A death necessitates that the body be ceremoniously dealt with in order that the spirit of the person is released, and does not remain in the camp to cause mischief or evil doings. A sand sculpture, known as a Wandjur, is sculptured in accordance to the deceased's clan. It functions to situate, contain and separate the spirit from the rest of the camp. Those individuals responsible for directly addressing the body in the process are considered 'unclean' until the mortuary rites have been completed, thereafter they must go through a ritual cleansing process, as must the ground upon which the body lies.

Preceding the placement of the bones in the hollow decorated logs, the bodies are painted and ritually sung over within a sand sculpture. Ordinarily, the body is then buried, to be exhumed at a later date when the purifying flesh is stripped from the bones.

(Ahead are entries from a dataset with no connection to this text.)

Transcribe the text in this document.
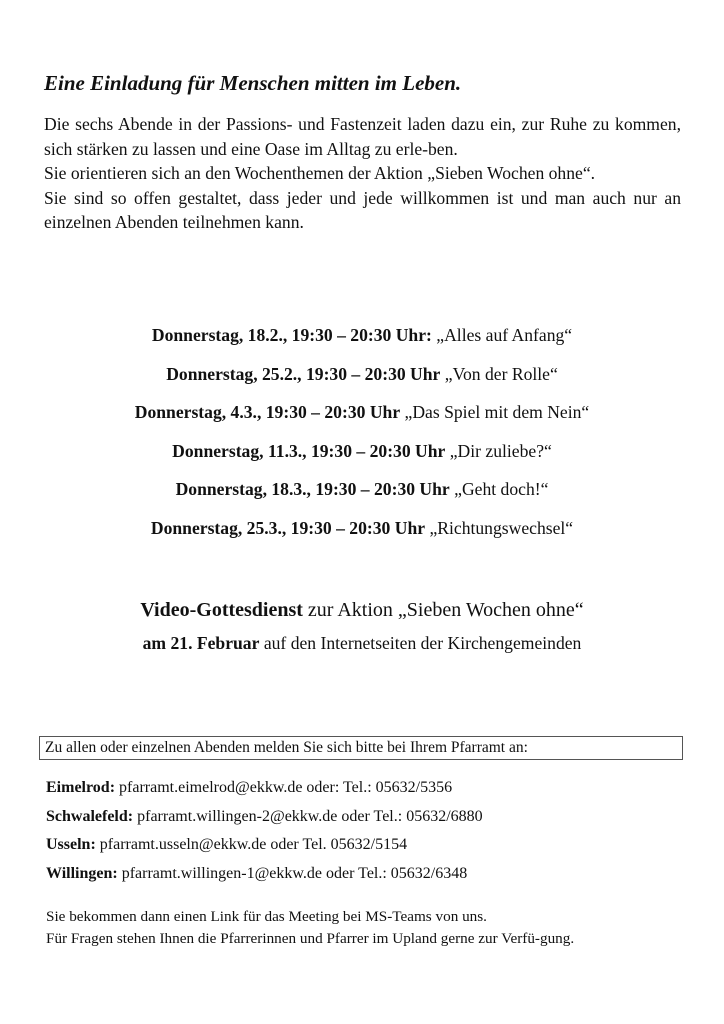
Eine Einladung für Menschen mitten im Leben.

Die sechs Abende in der Passions- und Fastenzeit laden dazu ein, zur Ruhe zu kommen, sich stärken zu lassen und eine Oase im Alltag zu erle-ben.

Sie orientieren sich an den Wochenthemen der Aktion „Sieben Wochen ohne“.

Sie sind so offen gestaltet, dass jeder und jede willkommen ist und man auch nur an einzelnen Abenden teilnehmen kann.

Donnerstag, 18.2., 19:30 – 20:30 Uhr: „Alles auf Anfang“
Donnerstag, 25.2., 19:30 – 20:30 Uhr „Von der Rolle“
Donnerstag, 4.3., 19:30 – 20:30 Uhr „Das Spiel mit dem Nein“
Donnerstag, 11.3., 19:30 – 20:30 Uhr „Dir zuliebe?“
Donnerstag, 18.3., 19:30 – 20:30 Uhr „Geht doch!“
Donnerstag, 25.3., 19:30 – 20:30 Uhr „Richtungswechsel“
Video-Gottesdienst zur Aktion „Sieben Wochen ohne“
am 21. Februar auf den Internetseiten der Kirchengemeinden
Zu allen oder einzelnen Abenden melden Sie sich bitte bei Ihrem Pfarramt an:
Eimelrod: pfarramt.eimelrod@ekkw.de oder: Tel.: 05632/5356
Schwalefeld: pfarramt.willingen-2@ekkw.de oder Tel.: 05632/6880
Usseln: pfarramt.usseln@ekkw.de oder Tel. 05632/5154
Willingen: pfarramt.willingen-1@ekkw.de oder Tel.: 05632/6348

Sie bekommen dann einen Link für das Meeting bei MS-Teams von uns.

Für Fragen stehen Ihnen die Pfarrerinnen und Pfarrer im Upland gerne zur Verfü-gung.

Methods of flesh disposal differ according to the region, and the type of burial, ie, platform in a tree or in the ground. This may include its return to the ground, placement in a hollow log known as Larkan Djammurmur, or strung up in a tree in a kind of dilly bag made of paperbark (Peterson 1976:100).

Exhumation involves drying the bones, to the point where they are ready to be red ochred, and the skull is painted with the clans design. The bones are then placed in an upright hollow log coffin, which are known and variously decorated according to clan and related totem. Peterson finally notes that the 'coffins are left standing, eventually decaying and disappearing without trace'. As is the way with much of Aboriginal material culture, its purpose is met through ceremony, not longevity (1976:97-108).